On June 19, Gallegly introduced a bill that would require the U.S. Forest Service to activate unused MAFFS units to help alleviate the shortage of air tankers to fight wildfires.
MAFFS are portable tanks carried in the back of C-130s that are used to drop retardant on fires. One second-generation unused MAFFS unit and eight first-generation unused MAFFS units could be pressed into service. C-130 crews from the Air National Guard and Air Force Reserve have been trained to use the MAFFS.
In 2003, the Forest Service had 44 fixed-winged commercial firefighting planes at its disposal. Some of the planes crashed during service since then and much of the fleet has been grounded. As of June 3, only eight commercial aircraft were available to fight wildfires.

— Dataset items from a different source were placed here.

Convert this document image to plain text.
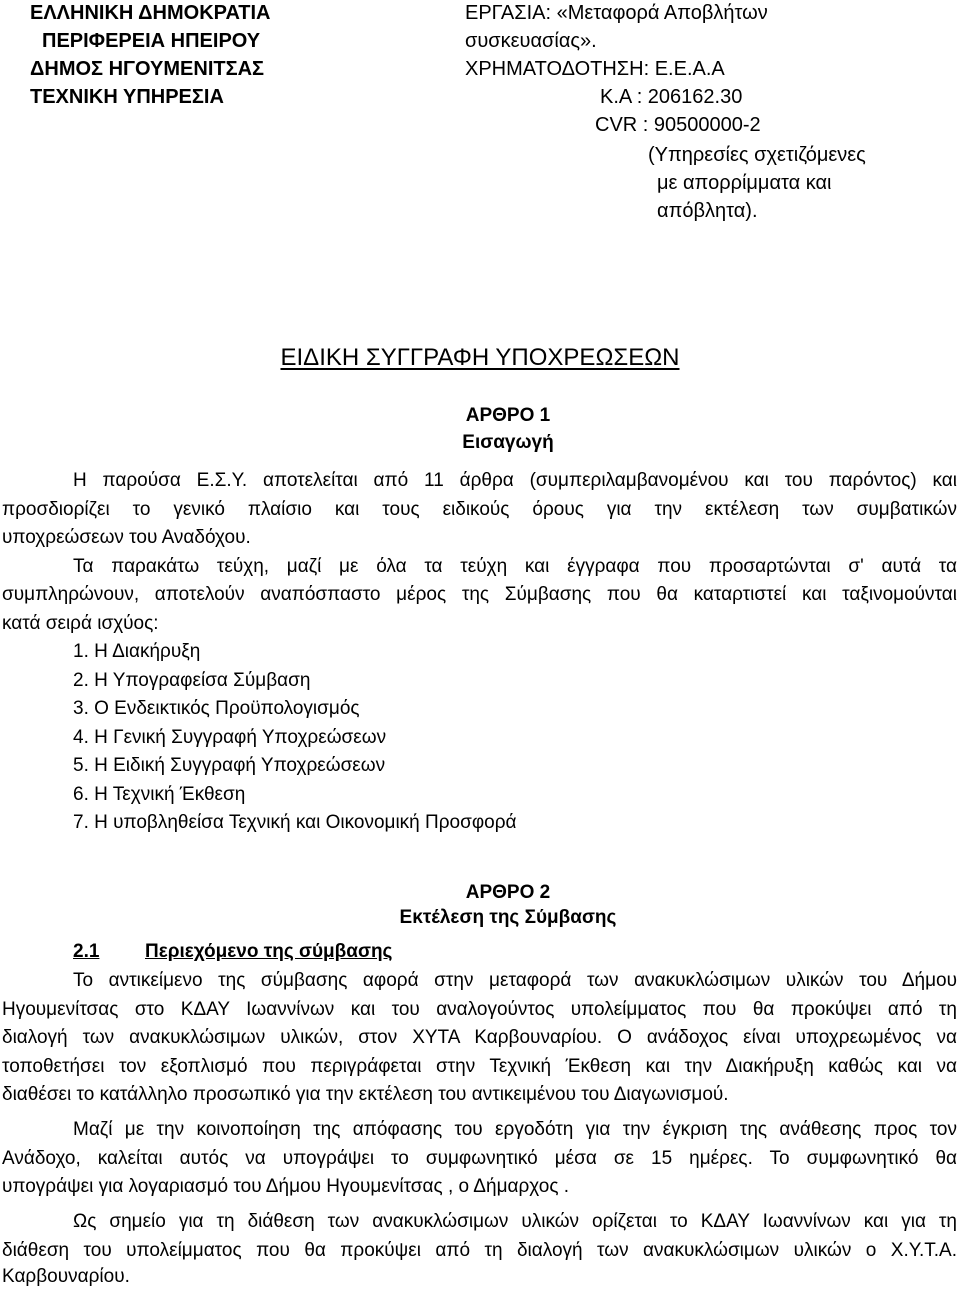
ΕΛΛΗΝΙΚΗ ΔΗΜΟΚΡΑΤΙΑ
ΠΕΡΙΦΕΡΕΙΑ ΗΠΕΙΡΟΥ
ΔΗΜΟΣ ΗΓΟΥΜΕΝΙΤΣΑΣ
ΤΕΧΝΙΚΗ ΥΠΗΡΕΣΙΑ
ΕΡΓΑΣΙΑ: «Μεταφορά Αποβλήτων
συσκευασίας».
ΧΡΗΜΑΤΟΔΟΤΗΣΗ: Ε.Ε.Α.Α
Κ.Α : 206162.30
CVR : 90500000-2
(Υπηρεσίες σχετιζόμενες
με απορρίμματα και
απόβλητα).
ΕΙΔΙΚΗ ΣΥΓΓΡΑΦΗ ΥΠΟΧΡΕΩΣΕΩΝ
ΑΡΘΡΟ 1
Εισαγωγή
Η παρούσα Ε.Σ.Υ. αποτελείται από 11 άρθρα (συμπεριλαμβανομένου και του παρόντος) και
προσδιορίζει το γενικό πλαίσιο και τους ειδικούς όρους για την εκτέλεση των συμβατικών
υποχρεώσεων του Αναδόχου.
Τα παρακάτω τεύχη, μαζί με όλα τα τεύχη και έγγραφα που προσαρτώνται σ' αυτά τα
συμπληρώνουν, αποτελούν αναπόσπαστο μέρος της Σύμβασης που θα καταρτιστεί και ταξινομούνται
κατά σειρά ισχύος:
1. Η Διακήρυξη
2. Η Υπογραφείσα Σύμβαση
3. Ο Ενδεικτικός Προϋπολογισμός
4. Η Γενική Συγγραφή Υποχρεώσεων
5. Η Ειδική Συγγραφή Υποχρεώσεων
6. Η Τεχνική Έκθεση
7. Η υποβληθείσα Τεχνική και Οικονομική Προσφορά
ΑΡΘΡΟ 2
Εκτέλεση της Σύμβασης
2.1 Περιεχόμενο της σύμβασης
Το αντικείμενο της σύμβασης αφορά στην μεταφορά των ανακυκλώσιμων υλικών του Δήμου
Ηγουμενίτσας στο ΚΔΑΥ Ιωαννίνων και του αναλογούντος υπολείμματος που θα προκύψει από τη
διαλογή των ανακυκλώσιμων υλικών, στον ΧΥΤΑ Καρβουναρίου. Ο ανάδοχος είναι υποχρεωμένος να
τοποθετήσει τον εξοπλισμό που περιγράφεται στην Τεχνική Έκθεση και την Διακήρυξη καθώς και να
διαθέσει το κατάλληλο προσωπικό για την εκτέλεση του αντικειμένου του Διαγωνισμού.
Μαζί με την κοινοποίηση της απόφασης του εργοδότη για την έγκριση της ανάθεσης προς τον
Ανάδοχο, καλείται αυτός να υπογράψει το συμφωνητικό μέσα σε 15 ημέρες. Το συμφωνητικό θα
υπογράψει για λογαριασμό του Δήμου Ηγουμενίτσας , ο Δήμαρχος .
Ως σημείο για τη διάθεση των ανακυκλώσιμων υλικών ορίζεται το ΚΔΑΥ Ιωαννίνων και για τη
διάθεση του υπολείμματος που θα προκύψει από τη διαλογή των ανακυκλώσιμων υλικών ο Χ.Υ.Τ.Α.
Καρβουναρίου.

Specifically, Gallegly's bill would:
Require the Forest Service to re-activate the eight MAFFS 1 units sitting in storage around the country.

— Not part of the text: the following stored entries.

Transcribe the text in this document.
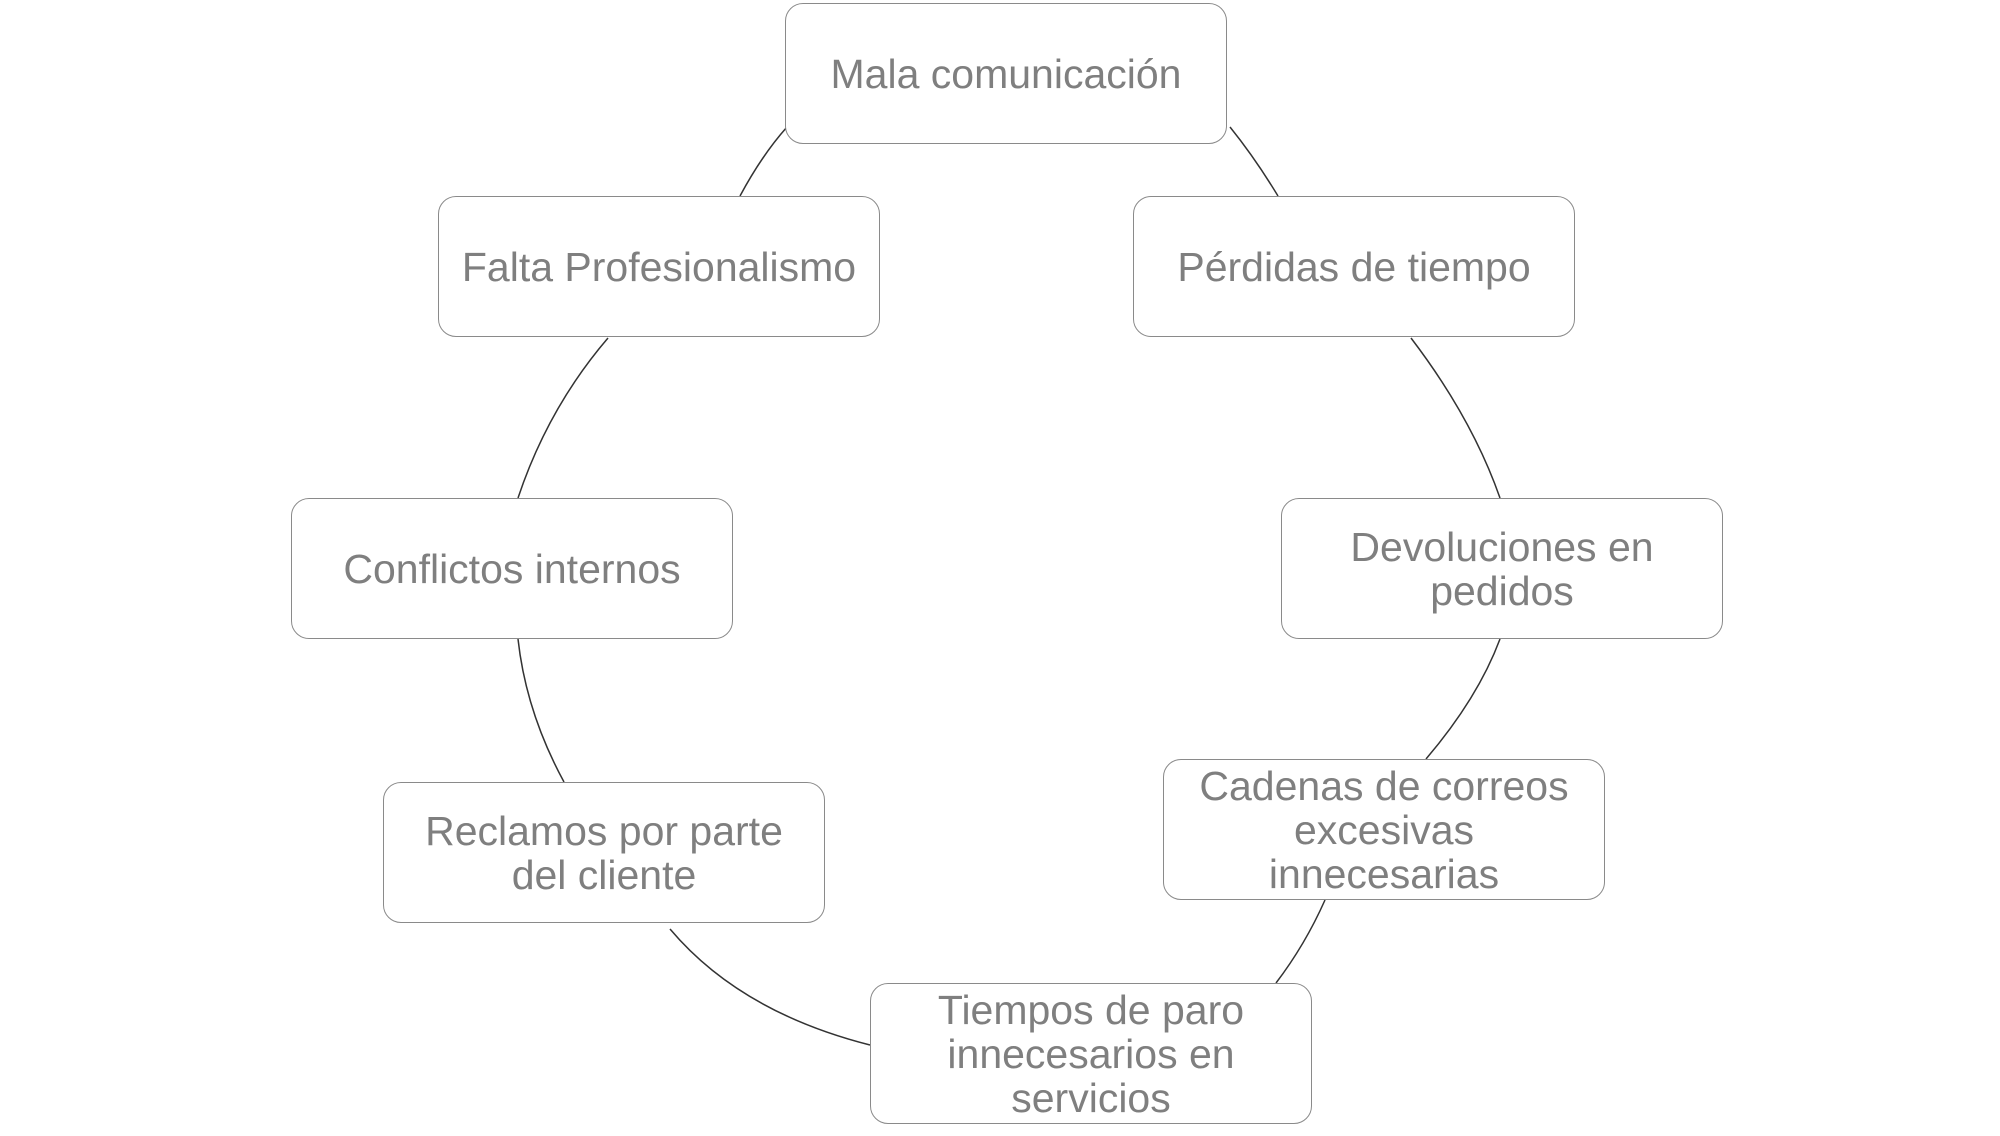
Mala comunicación
Pérdidas de tiempo
Devoluciones en pedidos
Cadenas de correos excesivas innecesarias
Tiempos de paro innecesarios en servicios
Reclamos por parte del cliente
Conflictos internos
Falta Profesionalismo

Require the Forest Service to make available the ninth MAFFS II system that is sitting at Channel Islands, ready for use.
Prohibit the Forest Service from acquiring air tankers from a foreign government unless the chief of the Forest Service certifies to Congress that MAFFS units are being fully utilized or are not sufficient to address current wildfires.
Require the Forest Service to report to Congress within 30 days of enactment on how they intend to make the ninth MAFFS II unit available along with a timeline for making the MAFFS I units available.
Gallegly spearheaded the drive in Congress through legislation and appropriations to replace the first-generation MAFFS with the newer model and to replace the aging C-130s with state-of-the-art C-130Js. Two of the second-generation MAFFS units are stationed at Channel Islands Air National Guard in Point Mugu. The others are stationed in Colorado, Wyoming and North Carolina. By law, the MAFFS, which are owned by the Forest Service, cannot be used until all available U.S. commercial aircraft have been pressed into service.
In 2011, more than 74,000 wildfires burned more than 8.7 million acres in the United States. During the past 10 years, an average of 83,894 wildfires have burned an average of 7.4 million acres annually.